Furthermore, the bacteria might have a safety mechanism which kills the cell if it escapes to the environment. For that reason, knockout bacteria might be used. When all ribozymes are knocked out and only incorporated in the plasmid, the bacteria will die when it loses its plasmid. This is also a good way to select without the use of antibiotics.

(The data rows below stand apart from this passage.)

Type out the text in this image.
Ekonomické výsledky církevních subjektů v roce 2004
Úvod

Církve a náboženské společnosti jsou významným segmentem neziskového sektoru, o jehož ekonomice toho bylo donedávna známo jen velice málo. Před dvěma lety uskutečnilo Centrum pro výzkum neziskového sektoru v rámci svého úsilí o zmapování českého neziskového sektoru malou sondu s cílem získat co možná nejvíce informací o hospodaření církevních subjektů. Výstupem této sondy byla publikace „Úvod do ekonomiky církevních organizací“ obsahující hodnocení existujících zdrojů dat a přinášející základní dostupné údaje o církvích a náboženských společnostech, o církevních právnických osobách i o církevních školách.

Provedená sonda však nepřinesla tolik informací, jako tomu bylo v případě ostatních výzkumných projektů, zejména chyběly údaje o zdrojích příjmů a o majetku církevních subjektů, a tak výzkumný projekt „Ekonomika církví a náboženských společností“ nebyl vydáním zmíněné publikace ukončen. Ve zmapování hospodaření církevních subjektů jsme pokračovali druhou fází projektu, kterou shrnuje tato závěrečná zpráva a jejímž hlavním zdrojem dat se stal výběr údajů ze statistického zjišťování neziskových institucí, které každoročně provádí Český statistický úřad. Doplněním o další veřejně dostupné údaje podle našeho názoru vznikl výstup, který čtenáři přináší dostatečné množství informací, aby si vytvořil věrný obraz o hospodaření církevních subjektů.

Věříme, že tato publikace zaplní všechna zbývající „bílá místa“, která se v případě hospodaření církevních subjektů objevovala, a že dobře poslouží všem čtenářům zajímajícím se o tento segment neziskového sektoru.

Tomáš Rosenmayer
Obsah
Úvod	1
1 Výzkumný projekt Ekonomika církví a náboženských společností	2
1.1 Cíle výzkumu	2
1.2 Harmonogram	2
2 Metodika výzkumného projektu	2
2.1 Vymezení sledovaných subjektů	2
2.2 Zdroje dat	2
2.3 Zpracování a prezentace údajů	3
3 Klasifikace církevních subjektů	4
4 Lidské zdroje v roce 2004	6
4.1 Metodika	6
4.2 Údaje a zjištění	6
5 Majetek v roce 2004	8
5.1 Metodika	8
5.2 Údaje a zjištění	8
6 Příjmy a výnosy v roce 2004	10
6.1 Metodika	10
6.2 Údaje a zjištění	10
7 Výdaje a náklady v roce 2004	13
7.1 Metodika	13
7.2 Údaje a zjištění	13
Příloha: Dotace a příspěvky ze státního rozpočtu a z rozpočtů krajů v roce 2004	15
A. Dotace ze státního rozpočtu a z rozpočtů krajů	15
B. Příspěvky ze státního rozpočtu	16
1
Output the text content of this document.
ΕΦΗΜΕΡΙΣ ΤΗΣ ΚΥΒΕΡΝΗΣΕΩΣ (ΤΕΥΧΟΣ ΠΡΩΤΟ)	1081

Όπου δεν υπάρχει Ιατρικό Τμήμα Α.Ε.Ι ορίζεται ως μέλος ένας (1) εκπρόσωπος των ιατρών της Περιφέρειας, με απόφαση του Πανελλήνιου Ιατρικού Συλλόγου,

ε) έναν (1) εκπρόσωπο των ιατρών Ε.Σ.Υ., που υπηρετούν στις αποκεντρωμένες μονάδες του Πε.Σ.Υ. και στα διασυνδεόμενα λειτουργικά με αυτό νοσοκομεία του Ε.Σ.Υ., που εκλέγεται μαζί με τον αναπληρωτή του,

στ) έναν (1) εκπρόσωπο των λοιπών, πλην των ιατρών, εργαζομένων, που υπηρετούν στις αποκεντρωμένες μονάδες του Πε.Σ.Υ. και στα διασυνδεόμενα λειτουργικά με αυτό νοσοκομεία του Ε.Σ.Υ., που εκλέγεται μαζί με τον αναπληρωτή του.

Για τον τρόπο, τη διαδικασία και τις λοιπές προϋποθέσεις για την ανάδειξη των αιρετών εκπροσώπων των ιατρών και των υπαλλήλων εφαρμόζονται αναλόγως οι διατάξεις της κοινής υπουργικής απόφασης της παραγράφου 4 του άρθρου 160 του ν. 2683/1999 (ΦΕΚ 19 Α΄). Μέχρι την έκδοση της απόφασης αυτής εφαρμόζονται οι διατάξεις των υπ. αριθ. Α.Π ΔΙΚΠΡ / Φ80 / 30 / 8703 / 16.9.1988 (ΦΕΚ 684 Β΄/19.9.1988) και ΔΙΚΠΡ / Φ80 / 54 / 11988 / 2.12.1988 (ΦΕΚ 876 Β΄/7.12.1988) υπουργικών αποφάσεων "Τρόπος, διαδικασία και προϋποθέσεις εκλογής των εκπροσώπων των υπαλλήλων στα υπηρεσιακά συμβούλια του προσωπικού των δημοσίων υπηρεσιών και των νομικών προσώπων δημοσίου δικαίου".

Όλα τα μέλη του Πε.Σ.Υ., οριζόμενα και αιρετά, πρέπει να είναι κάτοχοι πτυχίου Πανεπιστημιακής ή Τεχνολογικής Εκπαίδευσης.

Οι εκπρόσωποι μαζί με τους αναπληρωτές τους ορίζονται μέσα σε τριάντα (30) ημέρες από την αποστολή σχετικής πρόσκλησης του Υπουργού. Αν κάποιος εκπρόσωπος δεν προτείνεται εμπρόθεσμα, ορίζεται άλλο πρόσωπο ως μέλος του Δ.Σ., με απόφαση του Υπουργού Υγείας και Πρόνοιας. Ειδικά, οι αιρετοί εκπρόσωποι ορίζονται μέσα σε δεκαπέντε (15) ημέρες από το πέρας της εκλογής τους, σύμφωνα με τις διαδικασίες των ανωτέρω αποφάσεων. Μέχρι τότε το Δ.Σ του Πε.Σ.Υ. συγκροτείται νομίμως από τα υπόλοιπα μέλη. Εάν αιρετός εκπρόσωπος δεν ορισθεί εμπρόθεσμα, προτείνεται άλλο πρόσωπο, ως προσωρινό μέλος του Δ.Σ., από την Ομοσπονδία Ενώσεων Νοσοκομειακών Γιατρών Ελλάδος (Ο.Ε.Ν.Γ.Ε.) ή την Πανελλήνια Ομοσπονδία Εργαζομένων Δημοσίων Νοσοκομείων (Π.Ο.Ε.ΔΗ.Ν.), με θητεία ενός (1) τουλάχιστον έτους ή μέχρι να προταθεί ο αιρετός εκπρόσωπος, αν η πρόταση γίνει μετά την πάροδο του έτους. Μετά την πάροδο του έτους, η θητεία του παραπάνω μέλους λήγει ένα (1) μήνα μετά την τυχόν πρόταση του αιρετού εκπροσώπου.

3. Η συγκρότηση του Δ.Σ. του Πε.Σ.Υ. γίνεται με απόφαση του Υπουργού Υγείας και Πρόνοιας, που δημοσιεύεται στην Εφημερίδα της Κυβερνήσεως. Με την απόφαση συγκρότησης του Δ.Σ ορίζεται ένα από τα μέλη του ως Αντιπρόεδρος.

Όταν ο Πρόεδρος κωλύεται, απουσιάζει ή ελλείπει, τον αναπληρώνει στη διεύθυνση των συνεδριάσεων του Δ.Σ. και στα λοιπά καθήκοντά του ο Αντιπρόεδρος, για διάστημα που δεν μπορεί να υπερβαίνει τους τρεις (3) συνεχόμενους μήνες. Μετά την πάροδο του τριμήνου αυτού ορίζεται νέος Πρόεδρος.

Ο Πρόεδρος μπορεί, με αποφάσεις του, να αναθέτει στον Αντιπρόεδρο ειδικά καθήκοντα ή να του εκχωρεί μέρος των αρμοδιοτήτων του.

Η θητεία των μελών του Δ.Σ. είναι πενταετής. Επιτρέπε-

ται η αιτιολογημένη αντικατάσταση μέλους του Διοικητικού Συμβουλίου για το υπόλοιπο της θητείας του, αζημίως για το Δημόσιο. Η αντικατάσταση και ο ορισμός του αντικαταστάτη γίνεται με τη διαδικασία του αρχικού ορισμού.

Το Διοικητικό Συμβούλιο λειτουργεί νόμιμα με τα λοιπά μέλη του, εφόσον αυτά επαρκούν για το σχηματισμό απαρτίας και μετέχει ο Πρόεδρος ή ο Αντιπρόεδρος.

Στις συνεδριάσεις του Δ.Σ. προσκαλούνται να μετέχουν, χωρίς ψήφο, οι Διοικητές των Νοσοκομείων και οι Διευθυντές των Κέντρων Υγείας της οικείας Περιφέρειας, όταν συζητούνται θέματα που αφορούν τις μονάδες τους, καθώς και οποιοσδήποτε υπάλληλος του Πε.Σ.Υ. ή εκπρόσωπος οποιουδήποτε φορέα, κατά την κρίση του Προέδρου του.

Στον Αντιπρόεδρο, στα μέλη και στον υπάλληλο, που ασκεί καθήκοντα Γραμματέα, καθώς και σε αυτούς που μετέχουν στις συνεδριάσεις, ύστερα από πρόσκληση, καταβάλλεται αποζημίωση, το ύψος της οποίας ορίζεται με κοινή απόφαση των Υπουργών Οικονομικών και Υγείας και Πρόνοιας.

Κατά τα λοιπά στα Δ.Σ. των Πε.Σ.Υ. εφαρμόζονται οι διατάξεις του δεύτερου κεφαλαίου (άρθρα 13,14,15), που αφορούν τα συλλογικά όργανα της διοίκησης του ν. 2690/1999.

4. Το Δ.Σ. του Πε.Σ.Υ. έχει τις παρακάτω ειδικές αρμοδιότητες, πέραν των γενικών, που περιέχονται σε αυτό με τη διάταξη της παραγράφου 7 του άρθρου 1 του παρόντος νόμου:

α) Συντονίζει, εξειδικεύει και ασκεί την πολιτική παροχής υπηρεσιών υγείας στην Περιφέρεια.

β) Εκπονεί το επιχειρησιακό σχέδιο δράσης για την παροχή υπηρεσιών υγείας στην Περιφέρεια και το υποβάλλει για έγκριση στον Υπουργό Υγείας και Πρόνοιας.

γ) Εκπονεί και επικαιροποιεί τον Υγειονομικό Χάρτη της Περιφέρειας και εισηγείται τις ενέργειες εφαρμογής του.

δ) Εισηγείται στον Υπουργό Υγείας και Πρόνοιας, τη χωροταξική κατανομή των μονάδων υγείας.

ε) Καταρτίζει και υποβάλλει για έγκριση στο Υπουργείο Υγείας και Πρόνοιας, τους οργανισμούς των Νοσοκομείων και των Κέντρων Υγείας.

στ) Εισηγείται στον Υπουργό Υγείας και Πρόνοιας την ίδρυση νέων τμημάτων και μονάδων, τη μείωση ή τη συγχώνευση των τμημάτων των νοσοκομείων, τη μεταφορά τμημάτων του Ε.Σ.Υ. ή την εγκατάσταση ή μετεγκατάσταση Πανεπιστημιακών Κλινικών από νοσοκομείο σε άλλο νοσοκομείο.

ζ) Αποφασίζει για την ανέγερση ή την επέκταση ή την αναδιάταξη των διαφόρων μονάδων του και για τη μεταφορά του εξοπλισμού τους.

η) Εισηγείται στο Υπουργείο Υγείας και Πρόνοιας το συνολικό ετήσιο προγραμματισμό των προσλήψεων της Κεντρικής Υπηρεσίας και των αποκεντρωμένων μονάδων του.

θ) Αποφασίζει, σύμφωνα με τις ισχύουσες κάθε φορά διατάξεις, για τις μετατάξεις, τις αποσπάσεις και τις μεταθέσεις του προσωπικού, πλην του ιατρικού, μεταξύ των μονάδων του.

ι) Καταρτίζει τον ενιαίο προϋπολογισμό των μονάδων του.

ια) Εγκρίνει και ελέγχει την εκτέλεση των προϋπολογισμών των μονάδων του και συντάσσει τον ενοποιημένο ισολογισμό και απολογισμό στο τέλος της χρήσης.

Eating bacteria has been the major ethical issue during our design and development of Edible coli. This led us to the idea of transferring our system into another organism, like for example yeast that is accepted as food, although it is a living organism. Unfortunately yeast does not include all amino acid pathways, which makes it difficult to transform all essential enzymes.

In addition, it might be a good idea to transfer our system into eukaryotic cells and study the growth and morphology of the cells over time, to see if the system is toxic or if it has any influence on the cells at all.